Un film puzzle d’une formalité fascinante et une étude intellectuelle aussi brillante que minimaliste qui ne fait certainement pas de Spider le film le plus spectaculaire de son auteur. Il n’en est pas moins une très grande réussite, admirablement pensée et dotée d’une grande aura mélancolique et humaniste.
Image
En France, Spider n’avait été proposé qu’en 2003 et donc uniquement en DVD. Vingt ans plus tard, le voici à nouveau disponible et cette fois-ci directement dans un combo Bluray / UHD. Bonne surprise donc, surtout que la copie a été admirablement restaurée, certainement avec un scan 4K des négatifs, assurant des cadres extrêmement propres et stables. On remarque aussi une réharmonisation des couleurs, délimitant avec plus de finesse et de force les contrastes entre le temps présent et l’espace mental de Spider. La photographie n’a jamais été aussi belle, accompagnée à merveille par un piqué redoutable et un grain délicat et vibrant. Superbe.
Son
Une bande sonore d’apparence plutôt calme mais qui joue avec pertinence sur les ambiances oppressantes, sur les basculements d’un réalisme enveloppant aux lisières du cauchemar, qui déjà faisait forte impression dans son DTS d’origine.

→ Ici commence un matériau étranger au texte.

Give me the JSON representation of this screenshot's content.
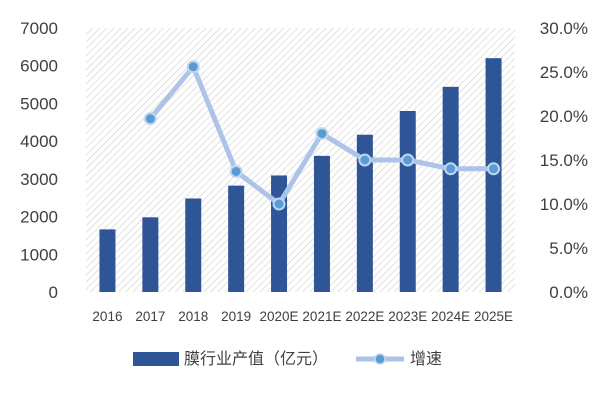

Ici avec le DTS HD Master Audio 5.1 les sensations sont plus fortes et riches aussi bien en français qu’en anglais.
Interactivité
Du coté de la section bonus, Metropolitan reprend directement tous les suppléments déjà proposés sur le (très) ancien DVD Collector, avec en premier lieu le petit défilé d’interviews promotionnelles mais très agréables à suivre, délivrant tout de même quelques informations sur la pre-production un peu compliquée, l’implication des acteurs ou le tournage des scènes marquantes, qui fait office de Making of. On retrouve aussi l’analyse de la symbolique de la scène centrale du meurtre de la mère et une Master Class tournée à l’époque en partenariat avec la Fnac et Studio, rendez-vous public toujours sympathique mais qui bien des fois, comme ici, ne propose pas vraiment de questions particulièrement pertinentes. Pour vraiment en découvrir plus sur la gestation du film, sa construction, ses choix esthétiques, il faut impérativement se tourner vers l’excellent commentaire audio du réalisateur, très calme, didactique et passionnant.
Les disques UHD et Bluray contiennent aussi le court métrage Camera, tourné en 2000, dans lequel un vieil acteur observe des enfants jouer avec une caméra trouvée chez lui. Une réflexion sur l’image et l’attrait de celle-ci tout autant que sur la dégradation du vieillissement.
Liste des bonus
Commentaire audio de David Cronenberg, Interview de David Cronenberg et des acteurs, Anatomie d’une scène, Master class de David Cronenberg, Court métrage : « Caméra » David Cronenberg (2000, 6’), Bandes-annonces.